Monday, July 16, 2007

Long Time No Blog

All right, I can’t betray you any longer. My recent lack of blogging is actually beginning to feel like a self-betrayal, it’s been so long. So I’m trying a new technique- blogging while not actually connected to the Internet. It’s a different experience, actually, and will probably result in a more journal-istic tone. I’ll connect when I head over to the main building tomorrow and cut and paste.

I arrived on Gilligan’s Island finally, after a long day of smooth but drawn out travel, at 9:30 pm. The good news is that the facilities are beautiful, there seem to be a few interesting people, and I have my own room. (I seem to be the only one with their own room, so that is extra good news. Now I have a place to do yoga un-interrupted and I can switch beds every night- tonight top bunk, tomorrow bottom, etc.! No, I won’t actually do that.) The bad news is that the delicious plates of dinner they had set aside for us included a big pile of pesto pasta topped with pine nuts, so I had to go without food. Apparently my health sheet didn’t quite make it to the kitchen, so there was not a nut-less option. Bummer. Hopefully the rest of the week they will come up with something, otherwise I’m seriously thinking of asking for money to buy some meals since I did pay to be here…

I maintain that the good news outweighs the bad news.

After memorizing a lot of names and asking the top 5 questions you ask people you meet at a music festival over and over, I got a little playing in and unpacked. And I realized something about myself…

I’m older.

The last time I was at something like this was two years ago, and while the surroundings were remarkably similar, I felt remarkably different. I don’t think I’ve ever unpacked in a place in which I will live from a suitcase for a short period. It’s never seemed the least bit important, and yet this time around it seemed essential. Interesting. And although I am hoping to meet some cool people that I can get past questions 1-5 with, I’m more excited about learning a lot this week, practicing, being serious, and coming away from this a substantially better musician. I’ve felt this way before, but it’s gotten lost in the desire to socialize. We’ll see.

If I continue to call this Gilligan’s Island does it give me license to describe the people who fit their stereotypes to a “T” that I’ve met so far? (Don’t’ worry Mom and Dad, I’m going to erase that paragraph in a few days, so no one will encounter it later and get their feelings hurt, but so that BP, RG, JD, and LR, who check my blog every day, can know exactly what I mean, and maybe even get a chuckle out of it.)

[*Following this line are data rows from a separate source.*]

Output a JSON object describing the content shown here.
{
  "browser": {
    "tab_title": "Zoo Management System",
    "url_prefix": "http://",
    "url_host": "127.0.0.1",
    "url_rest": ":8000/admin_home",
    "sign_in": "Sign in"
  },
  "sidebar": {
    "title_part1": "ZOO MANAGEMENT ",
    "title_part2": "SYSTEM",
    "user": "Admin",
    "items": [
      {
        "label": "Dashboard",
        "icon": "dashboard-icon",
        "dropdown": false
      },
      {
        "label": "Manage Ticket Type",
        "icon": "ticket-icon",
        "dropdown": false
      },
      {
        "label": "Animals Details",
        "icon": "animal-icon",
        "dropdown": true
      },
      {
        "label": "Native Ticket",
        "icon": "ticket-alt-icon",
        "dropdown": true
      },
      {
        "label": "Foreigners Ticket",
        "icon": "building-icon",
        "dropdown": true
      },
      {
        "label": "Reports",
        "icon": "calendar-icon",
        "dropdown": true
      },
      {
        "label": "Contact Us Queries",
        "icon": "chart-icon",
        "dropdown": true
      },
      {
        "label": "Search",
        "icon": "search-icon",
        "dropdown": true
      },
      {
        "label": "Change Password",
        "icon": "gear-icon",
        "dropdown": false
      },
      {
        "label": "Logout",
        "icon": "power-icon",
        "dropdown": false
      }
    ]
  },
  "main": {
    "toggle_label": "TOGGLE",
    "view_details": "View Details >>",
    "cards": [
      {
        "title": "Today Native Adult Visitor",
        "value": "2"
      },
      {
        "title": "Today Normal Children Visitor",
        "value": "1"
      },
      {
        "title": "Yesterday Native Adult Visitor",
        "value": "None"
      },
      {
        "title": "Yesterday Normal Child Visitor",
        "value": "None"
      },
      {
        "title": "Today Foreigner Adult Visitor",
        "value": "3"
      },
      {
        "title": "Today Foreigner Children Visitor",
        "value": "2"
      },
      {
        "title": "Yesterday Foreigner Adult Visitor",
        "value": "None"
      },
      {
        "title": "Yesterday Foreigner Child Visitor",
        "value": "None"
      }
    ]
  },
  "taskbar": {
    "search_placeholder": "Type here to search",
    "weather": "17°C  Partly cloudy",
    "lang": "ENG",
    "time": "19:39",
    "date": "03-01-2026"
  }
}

My real fear is that I too am fitting a stereotype- that girl who has a job in another country and can’t stop bringing it up. I’m consciously trying to not talk about it, because I don’t want to get annoying, and because when I do say I have a job in an orchestra, people’s voices change, like I’m a celebrity or something. I don’t want to break their hearts and explain about the orchestra or the audition process, and how if they had applied at the right time they could probably have the job too. But that seems to be a post for another day.

So I’ll leave it with this- being amidst a group of people who are in school, I am certain that I made the right decision. No matter how I got the job I have, I do feel really really lucky to have it. It’s what everyone here seems to be working hard for and what I was working so hard far, and, and it has changed me and my playing only for the better, and I would never want to go backwards on that move, from where I stand now.

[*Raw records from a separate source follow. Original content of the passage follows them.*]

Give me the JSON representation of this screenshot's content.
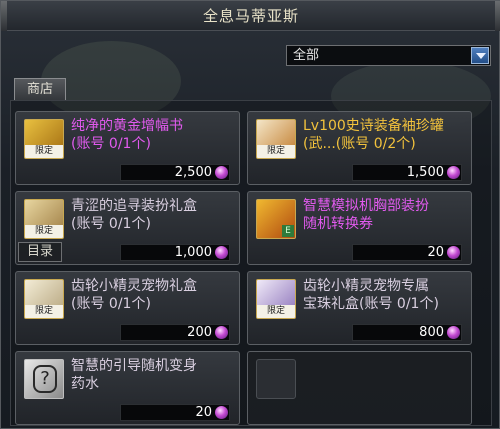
{
  "window": {
    "title": "全息马蒂亚斯"
  },
  "filter": {
    "selected": "全部"
  },
  "tabs": {
    "shop": "商店",
    "catalog": "目录"
  },
  "limit_badge": "限定",
  "items": [
    {
      "name": "纯净的黄金增幅书\n(账号 0/1个)",
      "price": "2,500",
      "name_color": "purple",
      "icon": "golden-book-icon",
      "limited": true,
      "e_badge": false
    },
    {
      "name": "Lv100史诗装备袖珍罐\n(武...(账号 0/2个)",
      "price": "1,500",
      "name_color": "gold",
      "icon": "epic-jar-icon",
      "limited": true,
      "e_badge": false
    },
    {
      "name": "青涩的追寻装扮礼盒\n(账号 0/1个)",
      "price": "1,000",
      "name_color": "normal",
      "icon": "gift-box-icon",
      "limited": true,
      "e_badge": false
    },
    {
      "name": "智慧模拟机胸部装扮\n随机转换券",
      "price": "20",
      "name_color": "purple",
      "icon": "ticket-icon",
      "limited": false,
      "e_badge": true
    },
    {
      "name": "齿轮小精灵宠物礼盒\n(账号 0/1个)",
      "price": "200",
      "name_color": "normal",
      "icon": "pet-box-icon",
      "limited": true,
      "e_badge": false
    },
    {
      "name": "齿轮小精灵宠物专属\n宝珠礼盒(账号 0/1个)",
      "price": "800",
      "name_color": "normal",
      "icon": "orb-box-icon",
      "limited": true,
      "e_badge": false
    },
    {
      "name": "智慧的引导随机变身\n药水",
      "price": "20",
      "name_color": "normal",
      "icon": "potion-icon",
      "limited": false,
      "e_badge": false
    }
  ]
}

Tonight I feel grateful, and a little bit lonely for the musicians I get to play my job with. The ones that know my answers to questions 1-5 and can tell me an inside joke or a word definition or buy me an ice cream cone or invite me to a party and really make me feel part of a community like I do on a daily basis at work.

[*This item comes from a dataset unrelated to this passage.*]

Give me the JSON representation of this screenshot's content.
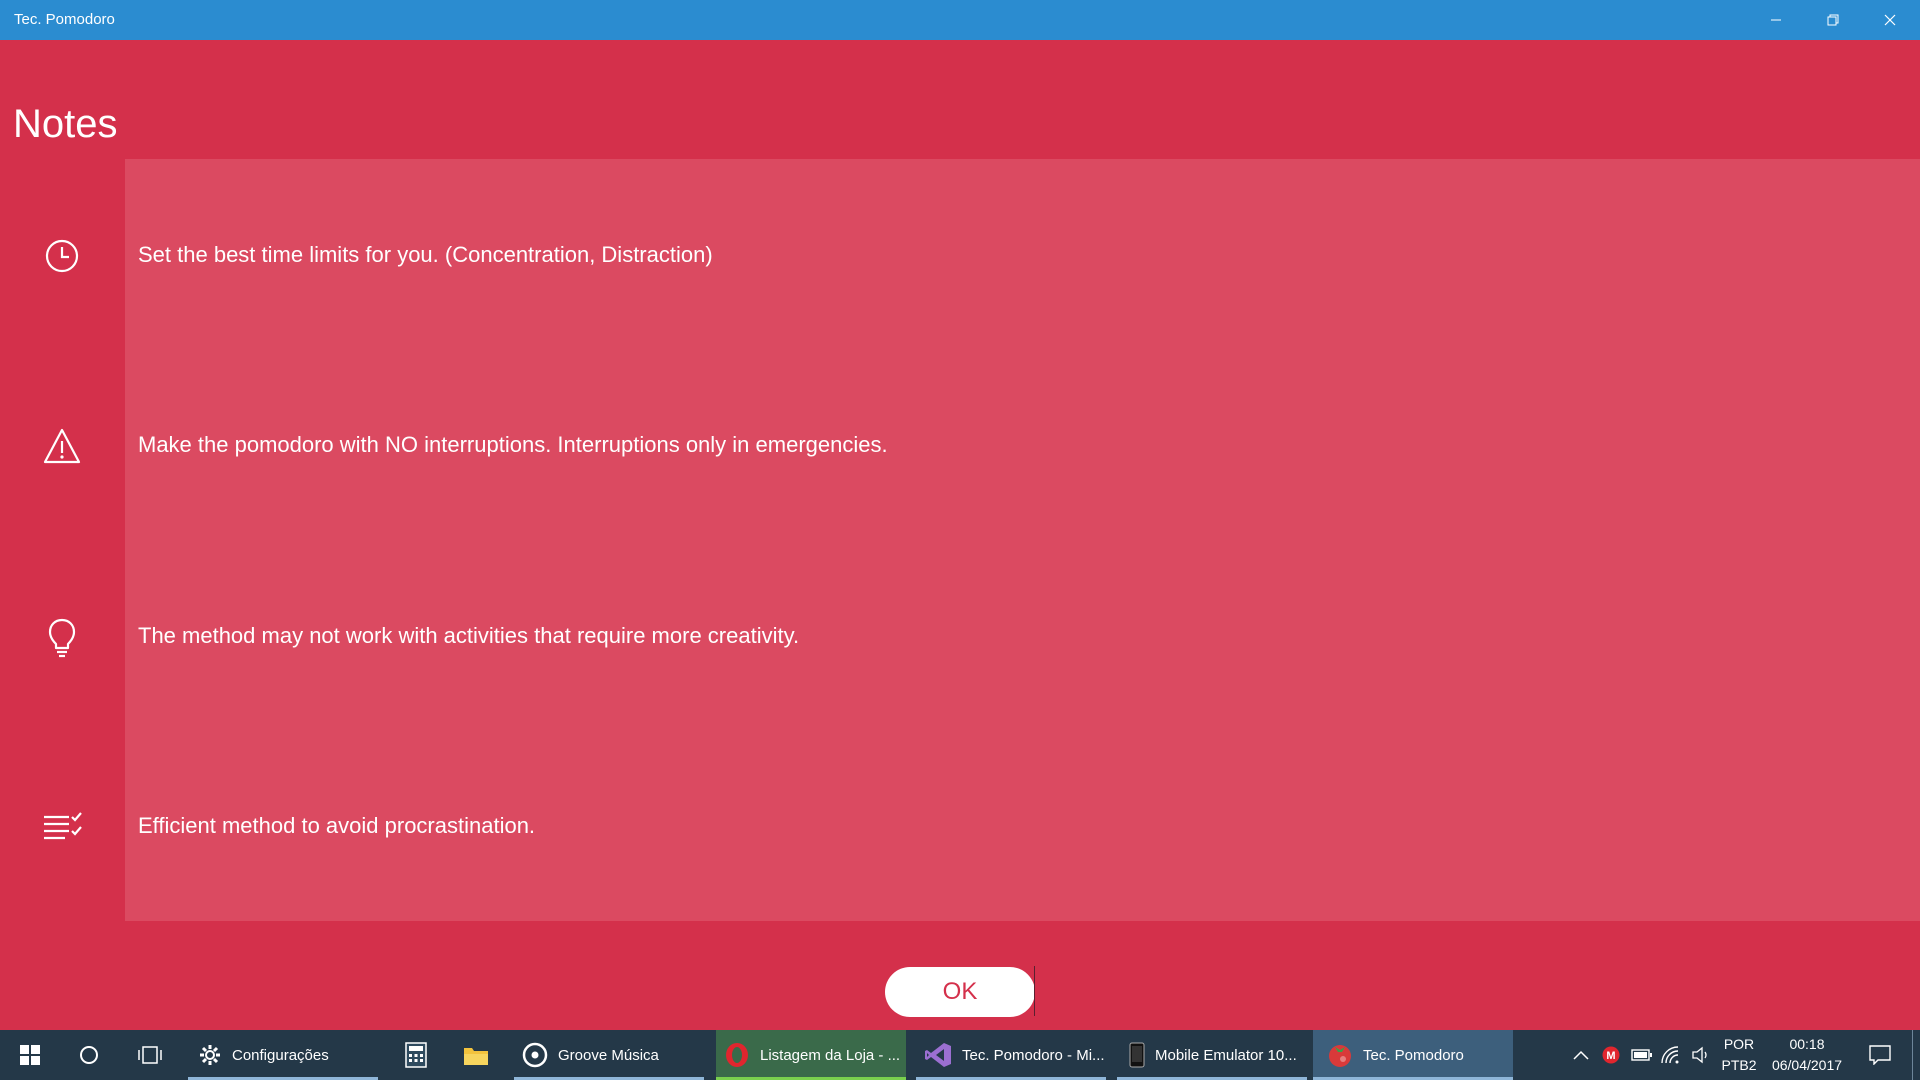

Yep, tonight I feel grateful.

(And older, in my own room!!!)



...And then I walk in this morning to post this, and three people are speaking Spanish in the lobby...what a weird world!

2 comments:

Anonymous said...

CM and WJM read your blog everyday too!!!!

Kamp said...

And me too! Well... maybe not every day. I just played a rehearsal with the Madison Symphony (Opera in the Park) and it was a little like a class reunion, seeing several of my old school mates in the orchestra. I'll tell MB hello from you. Anyway, have fun at camp!